Die körperliche und geistige Gesundheit der Behandelnden ist ein mitentscheidender Faktor für die Qualität der Patientenversorgung. Eine japanische Studie untersuchte den Einfluss eines Yoga- und Achtsamkeitsprogramms auf die Verfassung von Fachkräften im Gesundheitswesen während der Corona-Pandemie.

Mehr als zwei Jahre verlangt die Covid-19-Pandemie nun schon einiges von uns ab. Insbesondere Fachkräfte im Gesundheitswesen sind durch die Pandemie einem großen Stress – bis hin zum Burnout – ausgesetzt. (1, 2) Aus Studien (3-5) weiß man, dass sich Erkrankungen von ärztlichem und pflegerischem Personal negativ auf die Patientenversorgung auswirkt, was sich u.a. in einer geringeren Patientenzufriedenheit und längeren Genesungszeiten nach Entlassung äußert. Speziell ein Burnout wird darüber hinaus mit einer geringeren Fähigkeit zur Empathie mit den Patient*innen in Verbindung gebracht. (6) Die körperliche und geistige Gesundheit der Behandelnden ist also ein mitentscheidender Faktor für die Qualität der Patientenversorgung. Eine japanische Studie (7) untersuchte nun den Einfluss eines Online-Yoga- und Achtsamkeitsprogramms auf die Verfassung von Fachkräften im Gesundheitswesen.

Studienaufbau

Die Intervention fand jeweils für drei Monate statt in den Zeiträumen Januar bis März und Mai bis Juli 2021. Das Programm wurde online angeboten, um das Risiko einer Ansteckung mit Covid-19 zu senken, und umfasste eine Dauer von einer Stunde pro Woche. Es bestand aus einer 5-minütigen Sitz- und Atem-Meditation, 40 Minuten Yoga und 15 Minuten Achtsamkeitsübungen.

Insgesamt schlossen 13 Proband*innen das Programm ab. Unter den Teilnehmenden befanden sich drei Ärzt*innen, sieben Krankenschwestern bzw. -pfleger, ein*e Sprachtherapeut*in, ein*e Büroangestellte*r und ein*e Forschungsleiter*in aus dem Okayma University Hospital in Japan. Die Geschlechter verteilten sich auf 2 Männer und 11 Frauen, das Durchschnittsalter betrug 49 Jahre. Vor und nach dem dreimonatigen Programm wurde das Befinden der Teilnehmenden mittels sechs verschiedener standardisierter Fragebögen (PHQ-9, MBI-HSS, SOC-13, CD-RISC, SCS, JSE) erfasst.

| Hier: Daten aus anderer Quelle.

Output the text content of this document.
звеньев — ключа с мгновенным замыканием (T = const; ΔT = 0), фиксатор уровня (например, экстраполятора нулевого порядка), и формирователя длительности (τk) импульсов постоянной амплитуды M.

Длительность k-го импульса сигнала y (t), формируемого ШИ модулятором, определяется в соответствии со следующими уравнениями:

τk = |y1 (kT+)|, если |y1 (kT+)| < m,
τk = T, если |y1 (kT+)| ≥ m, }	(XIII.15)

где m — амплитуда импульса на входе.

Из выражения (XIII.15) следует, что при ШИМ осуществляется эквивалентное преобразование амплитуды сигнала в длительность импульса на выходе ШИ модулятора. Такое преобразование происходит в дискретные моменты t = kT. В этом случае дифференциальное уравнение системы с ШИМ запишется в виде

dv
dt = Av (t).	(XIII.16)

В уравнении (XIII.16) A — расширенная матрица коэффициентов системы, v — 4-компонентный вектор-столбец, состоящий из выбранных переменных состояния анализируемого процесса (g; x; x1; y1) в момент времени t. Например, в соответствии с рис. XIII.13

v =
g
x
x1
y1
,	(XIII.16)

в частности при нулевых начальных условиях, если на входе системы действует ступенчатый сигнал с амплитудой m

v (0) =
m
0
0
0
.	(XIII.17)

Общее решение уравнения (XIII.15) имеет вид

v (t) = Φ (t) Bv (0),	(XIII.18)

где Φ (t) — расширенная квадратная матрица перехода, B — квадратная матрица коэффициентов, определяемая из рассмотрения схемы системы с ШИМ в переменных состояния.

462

Außerdem wurden der Kortisol-Spiegel im Speichel vor der ersten und nach der letzten Sitzung sowie die Herzfrequenz gemessen.

Ergebnisse

Beim Kortisol-Spiegel im Speichel sowie bei der Änderung der Herzfrequenz zeigten sich keine signifikanten Unterschiede vor und nach dem Programm. Zwar erfassten die Fragebögen teilweise leichte Verbesserungen des Befindens, diese waren allerdings ebenfalls nicht signifikant. Das galt insgesamt auch für den SCS, den Self-compassion Scale (deutsch etwa: Skala zur Erfassung der Selbst-Fürsorge) – aufgeschlüsselt nach den einzelnen Sub-Skalen stachen jedoch zwei besonders heraus: Der positive Faktor Common Humanity (deutsch etwa: verbindende Humanität/gemeinsames Menschsein) verbesserte sich signifikant, während der negative Faktor Over-identification (deutsch etwa: Überidentifizierung) sich signifikant verringerte.

Einschätzung

Aus anderen Studien (8-10) gibt es durchaus Hinweise, dass sich Yoga und Meditation positiv auf die Stressverarbeitung speziell in Zeiten der Pandemie auswirken können. In der Gesamtschau konnte dies in der vorliegenden Studie jedoch nicht gezeigt werden. Als mögliche Gründe dafür diskutieren die Autoren, dass ein Online-Programm ggf. weniger effektiv als Präsenz-Veranstaltungen ist. Auch war die Frequenz der Sitzungen vielleicht zu gering. Vor allem ist es aber schade, dass lediglich 13 Proband*innen das Programm überhaupt abgeschlossen haben. So ist die Fallzahl zu gering, um belastbare Aussagen treffen zu können.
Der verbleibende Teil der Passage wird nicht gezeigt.